At the hospital, Mulinde has met Arab patients from countries that are enemies of Israel.

Israeli Arab hospital workers, after discovering his name was Umar – an Islamic name – approach him talking bad about the country. However, he said, they soon realize that he is not going to have any of it, and they stop their comments.



Asked if he thought about changing his name, he responded no, “but maybe I should add a third Jewish name!” “After my conversion my perspective changed completely – I changed my heart.”

Only about 12 percent of Ugandans are Muslims, but they are radical, he said, pointing out that Muslim clerics from Iran, Qatar, Saudi Arabia and even Pakistan radicalized Muslims in his country.

The foreign clerics are busy spreading their interpretation of Islam throughout Uganda, using dawa – institutions of social welfare services and religious education.

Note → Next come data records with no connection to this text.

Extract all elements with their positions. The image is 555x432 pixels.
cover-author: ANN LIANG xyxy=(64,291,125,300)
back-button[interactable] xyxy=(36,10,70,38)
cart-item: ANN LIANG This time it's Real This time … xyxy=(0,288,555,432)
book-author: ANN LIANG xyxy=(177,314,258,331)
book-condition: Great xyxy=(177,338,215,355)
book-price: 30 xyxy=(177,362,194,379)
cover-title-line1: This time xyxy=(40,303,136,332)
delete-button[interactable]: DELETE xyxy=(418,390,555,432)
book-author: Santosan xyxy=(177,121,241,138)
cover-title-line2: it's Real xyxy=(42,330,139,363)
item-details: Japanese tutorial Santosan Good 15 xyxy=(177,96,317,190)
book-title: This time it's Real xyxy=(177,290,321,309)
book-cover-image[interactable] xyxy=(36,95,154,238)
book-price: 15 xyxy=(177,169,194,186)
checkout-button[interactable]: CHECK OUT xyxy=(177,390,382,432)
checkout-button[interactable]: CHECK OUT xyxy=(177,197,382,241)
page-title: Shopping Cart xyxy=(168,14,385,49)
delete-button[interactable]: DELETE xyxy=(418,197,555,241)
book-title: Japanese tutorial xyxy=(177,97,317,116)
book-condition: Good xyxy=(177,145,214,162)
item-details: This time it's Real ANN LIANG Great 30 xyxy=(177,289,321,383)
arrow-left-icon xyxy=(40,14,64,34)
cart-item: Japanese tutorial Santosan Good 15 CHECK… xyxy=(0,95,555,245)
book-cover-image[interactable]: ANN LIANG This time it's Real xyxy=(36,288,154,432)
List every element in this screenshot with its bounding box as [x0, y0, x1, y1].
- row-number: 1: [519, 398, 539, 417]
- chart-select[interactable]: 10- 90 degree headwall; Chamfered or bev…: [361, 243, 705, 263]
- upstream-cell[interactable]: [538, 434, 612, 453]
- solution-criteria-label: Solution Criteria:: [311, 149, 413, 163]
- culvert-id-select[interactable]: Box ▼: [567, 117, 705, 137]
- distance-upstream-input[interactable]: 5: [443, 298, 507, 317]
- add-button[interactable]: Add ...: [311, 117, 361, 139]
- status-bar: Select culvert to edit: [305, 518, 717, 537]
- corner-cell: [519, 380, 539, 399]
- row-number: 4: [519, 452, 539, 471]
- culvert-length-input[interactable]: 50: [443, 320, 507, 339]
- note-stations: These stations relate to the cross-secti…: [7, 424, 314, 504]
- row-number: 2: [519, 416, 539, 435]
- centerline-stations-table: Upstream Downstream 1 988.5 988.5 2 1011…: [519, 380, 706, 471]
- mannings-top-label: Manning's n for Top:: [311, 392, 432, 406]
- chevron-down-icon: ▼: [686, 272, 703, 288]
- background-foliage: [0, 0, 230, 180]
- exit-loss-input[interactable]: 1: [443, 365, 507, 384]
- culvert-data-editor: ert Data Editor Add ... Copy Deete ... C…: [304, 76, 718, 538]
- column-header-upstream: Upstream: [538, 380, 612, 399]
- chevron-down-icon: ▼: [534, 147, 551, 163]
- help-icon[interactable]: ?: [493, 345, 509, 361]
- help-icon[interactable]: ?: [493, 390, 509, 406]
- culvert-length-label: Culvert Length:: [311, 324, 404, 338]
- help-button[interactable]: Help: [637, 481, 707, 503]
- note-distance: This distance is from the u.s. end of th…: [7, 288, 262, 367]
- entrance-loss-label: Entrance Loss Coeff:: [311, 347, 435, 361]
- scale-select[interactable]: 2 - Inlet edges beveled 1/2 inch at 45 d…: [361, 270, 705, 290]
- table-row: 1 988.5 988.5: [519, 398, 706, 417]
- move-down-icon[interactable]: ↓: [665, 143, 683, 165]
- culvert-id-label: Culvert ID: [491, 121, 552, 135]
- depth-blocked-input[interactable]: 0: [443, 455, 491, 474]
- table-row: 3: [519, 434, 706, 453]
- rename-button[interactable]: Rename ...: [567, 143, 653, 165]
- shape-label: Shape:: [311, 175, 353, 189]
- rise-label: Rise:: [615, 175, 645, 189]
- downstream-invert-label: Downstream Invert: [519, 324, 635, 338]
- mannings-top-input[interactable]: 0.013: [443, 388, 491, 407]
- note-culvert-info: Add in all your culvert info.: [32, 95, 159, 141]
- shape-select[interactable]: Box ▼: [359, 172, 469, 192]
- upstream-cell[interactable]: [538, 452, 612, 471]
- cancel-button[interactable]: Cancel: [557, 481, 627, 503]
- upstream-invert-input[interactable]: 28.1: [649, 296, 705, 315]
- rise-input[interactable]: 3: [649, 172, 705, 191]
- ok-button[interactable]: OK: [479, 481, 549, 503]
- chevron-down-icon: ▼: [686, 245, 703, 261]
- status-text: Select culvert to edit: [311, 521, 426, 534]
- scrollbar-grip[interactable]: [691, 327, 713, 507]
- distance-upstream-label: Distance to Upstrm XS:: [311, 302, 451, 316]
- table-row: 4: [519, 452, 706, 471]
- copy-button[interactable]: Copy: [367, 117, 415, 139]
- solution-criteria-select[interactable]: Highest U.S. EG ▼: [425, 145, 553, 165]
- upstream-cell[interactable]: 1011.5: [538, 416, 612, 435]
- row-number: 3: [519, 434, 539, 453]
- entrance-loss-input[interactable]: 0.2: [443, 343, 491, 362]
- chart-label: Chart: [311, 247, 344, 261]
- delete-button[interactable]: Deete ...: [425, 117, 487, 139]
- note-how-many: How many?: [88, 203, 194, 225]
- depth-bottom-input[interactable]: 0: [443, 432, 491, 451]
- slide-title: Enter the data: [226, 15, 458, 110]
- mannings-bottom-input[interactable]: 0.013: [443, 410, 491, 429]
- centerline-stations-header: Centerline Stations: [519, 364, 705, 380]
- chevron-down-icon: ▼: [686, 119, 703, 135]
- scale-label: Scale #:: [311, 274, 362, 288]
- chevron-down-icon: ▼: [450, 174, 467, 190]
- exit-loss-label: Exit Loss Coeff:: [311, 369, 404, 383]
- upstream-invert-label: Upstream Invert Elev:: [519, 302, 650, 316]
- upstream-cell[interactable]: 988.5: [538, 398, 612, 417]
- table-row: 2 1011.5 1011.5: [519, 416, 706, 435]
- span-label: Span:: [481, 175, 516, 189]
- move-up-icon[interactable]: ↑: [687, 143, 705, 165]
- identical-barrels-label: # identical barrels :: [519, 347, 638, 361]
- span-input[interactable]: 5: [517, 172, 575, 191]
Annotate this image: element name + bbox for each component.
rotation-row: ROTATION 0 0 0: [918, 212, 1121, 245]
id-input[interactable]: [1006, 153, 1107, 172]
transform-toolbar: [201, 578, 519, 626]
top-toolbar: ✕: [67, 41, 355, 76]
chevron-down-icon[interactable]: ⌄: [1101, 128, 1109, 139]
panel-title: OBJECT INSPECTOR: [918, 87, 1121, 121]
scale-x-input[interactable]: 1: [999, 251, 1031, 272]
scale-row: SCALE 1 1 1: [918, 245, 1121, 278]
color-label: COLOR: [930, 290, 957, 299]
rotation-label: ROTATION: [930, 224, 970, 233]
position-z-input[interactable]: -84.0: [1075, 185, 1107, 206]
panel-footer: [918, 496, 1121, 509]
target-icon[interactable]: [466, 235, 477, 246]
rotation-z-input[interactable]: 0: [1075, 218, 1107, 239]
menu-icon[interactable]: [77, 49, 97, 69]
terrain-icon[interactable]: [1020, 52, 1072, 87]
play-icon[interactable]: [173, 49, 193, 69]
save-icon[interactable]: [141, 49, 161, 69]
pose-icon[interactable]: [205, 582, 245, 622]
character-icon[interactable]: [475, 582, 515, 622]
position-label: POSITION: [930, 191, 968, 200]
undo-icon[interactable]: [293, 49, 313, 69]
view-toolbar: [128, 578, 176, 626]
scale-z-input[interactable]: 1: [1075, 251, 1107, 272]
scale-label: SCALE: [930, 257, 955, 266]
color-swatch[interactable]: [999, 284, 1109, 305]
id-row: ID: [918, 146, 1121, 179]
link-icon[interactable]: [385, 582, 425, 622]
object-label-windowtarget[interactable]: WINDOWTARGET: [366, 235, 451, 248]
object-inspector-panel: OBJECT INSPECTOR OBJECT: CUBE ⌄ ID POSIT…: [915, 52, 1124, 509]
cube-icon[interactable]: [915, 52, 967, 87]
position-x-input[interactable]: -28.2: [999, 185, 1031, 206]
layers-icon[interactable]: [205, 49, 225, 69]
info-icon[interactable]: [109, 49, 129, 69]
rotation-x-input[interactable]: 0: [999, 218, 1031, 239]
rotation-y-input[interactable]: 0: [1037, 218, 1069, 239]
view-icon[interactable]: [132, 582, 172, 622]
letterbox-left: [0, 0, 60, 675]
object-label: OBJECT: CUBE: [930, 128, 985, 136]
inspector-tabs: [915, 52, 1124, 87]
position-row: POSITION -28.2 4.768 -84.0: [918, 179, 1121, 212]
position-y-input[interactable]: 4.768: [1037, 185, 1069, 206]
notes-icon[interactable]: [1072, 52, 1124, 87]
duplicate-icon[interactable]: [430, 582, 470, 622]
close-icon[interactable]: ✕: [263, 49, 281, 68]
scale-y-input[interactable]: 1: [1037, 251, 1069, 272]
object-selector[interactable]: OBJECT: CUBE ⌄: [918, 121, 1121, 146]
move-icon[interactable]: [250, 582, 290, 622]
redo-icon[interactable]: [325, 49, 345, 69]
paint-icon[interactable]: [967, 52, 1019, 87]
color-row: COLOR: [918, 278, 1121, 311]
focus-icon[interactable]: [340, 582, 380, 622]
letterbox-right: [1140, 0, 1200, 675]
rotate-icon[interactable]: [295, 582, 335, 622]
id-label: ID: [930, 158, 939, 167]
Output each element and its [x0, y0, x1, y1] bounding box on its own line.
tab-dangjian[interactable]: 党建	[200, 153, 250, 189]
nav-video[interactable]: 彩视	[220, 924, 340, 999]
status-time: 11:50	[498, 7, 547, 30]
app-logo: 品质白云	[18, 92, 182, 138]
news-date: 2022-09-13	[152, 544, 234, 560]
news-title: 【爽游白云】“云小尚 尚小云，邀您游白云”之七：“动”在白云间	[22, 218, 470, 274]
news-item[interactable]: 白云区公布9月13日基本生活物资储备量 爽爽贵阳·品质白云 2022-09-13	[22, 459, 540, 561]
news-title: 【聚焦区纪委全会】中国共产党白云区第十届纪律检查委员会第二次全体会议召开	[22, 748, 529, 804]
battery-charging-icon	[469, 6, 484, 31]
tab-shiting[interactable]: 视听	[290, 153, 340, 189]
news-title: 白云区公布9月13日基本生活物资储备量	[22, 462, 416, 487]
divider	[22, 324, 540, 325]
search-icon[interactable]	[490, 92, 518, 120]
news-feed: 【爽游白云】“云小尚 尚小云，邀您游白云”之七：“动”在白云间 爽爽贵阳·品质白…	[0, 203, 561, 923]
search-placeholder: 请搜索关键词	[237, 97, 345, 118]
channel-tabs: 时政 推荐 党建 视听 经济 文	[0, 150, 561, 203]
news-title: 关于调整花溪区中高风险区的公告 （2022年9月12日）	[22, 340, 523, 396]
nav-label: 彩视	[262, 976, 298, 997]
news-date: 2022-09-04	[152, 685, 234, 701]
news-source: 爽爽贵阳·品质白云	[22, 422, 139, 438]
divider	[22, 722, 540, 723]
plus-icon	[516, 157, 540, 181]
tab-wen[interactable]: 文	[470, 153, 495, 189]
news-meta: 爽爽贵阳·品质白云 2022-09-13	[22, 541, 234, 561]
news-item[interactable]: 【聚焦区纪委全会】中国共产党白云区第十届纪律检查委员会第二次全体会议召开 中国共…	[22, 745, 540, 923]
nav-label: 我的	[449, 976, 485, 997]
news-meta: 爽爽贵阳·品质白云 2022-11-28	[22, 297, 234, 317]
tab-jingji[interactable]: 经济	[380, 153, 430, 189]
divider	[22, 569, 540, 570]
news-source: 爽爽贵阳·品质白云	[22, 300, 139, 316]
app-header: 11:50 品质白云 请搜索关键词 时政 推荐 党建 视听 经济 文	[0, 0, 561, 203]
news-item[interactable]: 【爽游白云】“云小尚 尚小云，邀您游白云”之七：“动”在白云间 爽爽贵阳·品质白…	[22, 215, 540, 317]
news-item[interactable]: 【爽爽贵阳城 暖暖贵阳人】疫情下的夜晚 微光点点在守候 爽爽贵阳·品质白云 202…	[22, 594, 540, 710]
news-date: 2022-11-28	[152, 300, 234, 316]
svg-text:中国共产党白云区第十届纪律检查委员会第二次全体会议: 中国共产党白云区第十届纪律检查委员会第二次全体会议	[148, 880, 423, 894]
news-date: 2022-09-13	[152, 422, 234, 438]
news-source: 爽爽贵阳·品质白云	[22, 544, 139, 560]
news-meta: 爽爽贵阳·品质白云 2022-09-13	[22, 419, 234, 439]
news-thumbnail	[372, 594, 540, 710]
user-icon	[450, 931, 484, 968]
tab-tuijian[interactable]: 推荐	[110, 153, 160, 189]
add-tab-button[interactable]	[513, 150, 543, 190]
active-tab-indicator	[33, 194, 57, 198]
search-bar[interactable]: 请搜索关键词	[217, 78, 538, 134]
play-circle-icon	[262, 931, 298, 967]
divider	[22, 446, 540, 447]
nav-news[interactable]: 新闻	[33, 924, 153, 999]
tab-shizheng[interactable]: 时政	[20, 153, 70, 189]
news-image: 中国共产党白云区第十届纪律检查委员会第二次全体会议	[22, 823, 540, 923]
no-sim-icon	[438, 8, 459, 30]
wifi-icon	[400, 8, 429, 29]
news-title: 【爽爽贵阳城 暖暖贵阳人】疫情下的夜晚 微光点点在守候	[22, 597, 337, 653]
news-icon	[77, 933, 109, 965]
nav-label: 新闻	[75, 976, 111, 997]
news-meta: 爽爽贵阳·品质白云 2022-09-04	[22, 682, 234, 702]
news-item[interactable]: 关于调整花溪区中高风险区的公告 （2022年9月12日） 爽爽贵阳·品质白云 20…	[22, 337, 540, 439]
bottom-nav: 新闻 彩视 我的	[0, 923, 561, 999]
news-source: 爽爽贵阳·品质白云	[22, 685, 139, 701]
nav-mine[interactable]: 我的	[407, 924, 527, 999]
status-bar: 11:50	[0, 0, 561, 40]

In the 1960s and ‘70s the Muslim community was much more moderate, but in the 1990s they started to become radicalized, he said.

Mulinde, 40, was born a Muslim and is now the head of the Gospel Life Church International in Uganda’s capital, Kampala. He is married and has seven children.

Since he converted to Christianity in 1993, his life changed.

His family disowned him, saying he was dead, and they and other Muslims tried to kill him.

He gave his bodyguards the day off, thinking there would be no attack on Christmas Eve.

“They [the Ugandan state] know where the attackers are,” the pastor said, adding that they are in the country and being protected by corrupt leaders who have been paid off by the Muslim community.

“When someone leaves Islam,” Muslims must kill him “in the service of Islam,” he said One who kills an apostate “gets honors” and will go “directly to heaven,” he said.